This is my first attempt with Bayesian statistics. I need to figure out if I have enough information to set more informative priors for a zero-one-inflated beta regression in brms. Initially I used the default priors (coi: beta(1, 1), Intercept: student_t(3, 0, 10), phi: gamma(0.01, 0.01), sd: student_t(3, 0, 10), zoi: beta(1, 1)), which according to my understanding are uninformative and have no impact on the posterior. I saw that many people in Bayesian statistics encourage researchers to think about using more informative priors, so I wonder if I could derive something from a previous study I did, with the same dependent variables.
Previous study:
The stimulus was a set of 36 clips that had been selected subjectively by experimenters to fit into 9 classes which were combinations of two 3-level categoricals: pleasure (negative, neutral, positive) and intensity (low, medium, high). There were 6 clips in each class. The participants watched the clips and evaluated them in terms of pleasure and intensity on two continuous sliders with values in [0,1].
Current study:
The stimulus is a set of 18 clips that have been generated from the clips of the previous study, and the generative model was conditioned on the pleasure/intensity continuous scores given by the participants of the previous study. The clips are labeled with 3-level categorical tags, p_cat (negative, neutral, positive) and i_cat (low, medium, high), that were derived from the discretization of conditioning continuous scores in 3 bins.

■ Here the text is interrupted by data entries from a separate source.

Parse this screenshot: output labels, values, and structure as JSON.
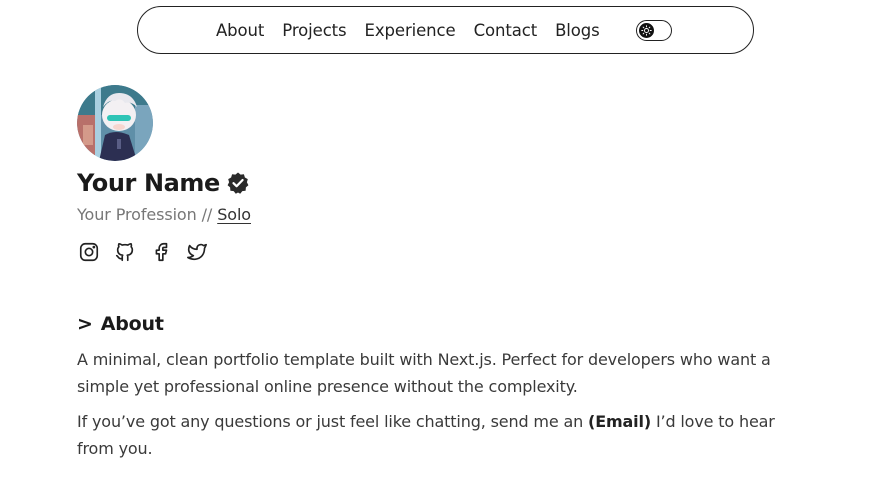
{
  "nav": {
    "links": [
      "About",
      "Projects",
      "Experience",
      "Contact",
      "Blogs"
    ],
    "theme_toggle_icon": "sun-icon"
  },
  "profile": {
    "avatar_icon": "avatar-anime-character",
    "name": "Your Name",
    "verified_icon": "verified-badge-icon",
    "profession": "Your Profession //",
    "profession_link": "Solo",
    "socials": [
      "instagram-icon",
      "github-icon",
      "facebook-icon",
      "twitter-icon"
    ]
  },
  "about": {
    "chevron": ">",
    "title": "About",
    "paragraph_1": "A minimal, clean portfolio template built with Next.js. Perfect for developers who want a simple yet professional online presence without the complexity.",
    "paragraph_2_before": "If you’ve got any questions or just feel like chatting, send me an",
    "paragraph_2_link": "(Email)",
    "paragraph_2_after": "I’d love to hear from you."
  },
  "colors": {
    "text": "#1f1f1f",
    "muted": "#777777",
    "border": "#222222",
    "background": "#ffffff"
  }
}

Current participants evaluated them as in the previous study: pleasure and intensity in two continuous sliders with values in [0,1]. Here is my current model:
where p_cat and i_cat are the 3-level categories for pleasure and intensity.
Can I use information from the distribution of the response in the previous study as a prior to the current study?
In case that would be an acceptable approach, would it make sense to add priors on the coefficients for each level of my categorical variables p_cat and i_cat? For instance, in terms of p_cat and the response pleasure, a prior for the coefficient of Intercept (reference level for negative p_cat), another for the coefficient of neutral p_cat, and a third one for positive p_cat.
If this is acceptable, can I get all the responses from previous study, split them in 3 bins, get the mean and variance of each bin and use this to set the priors mentioned in 2?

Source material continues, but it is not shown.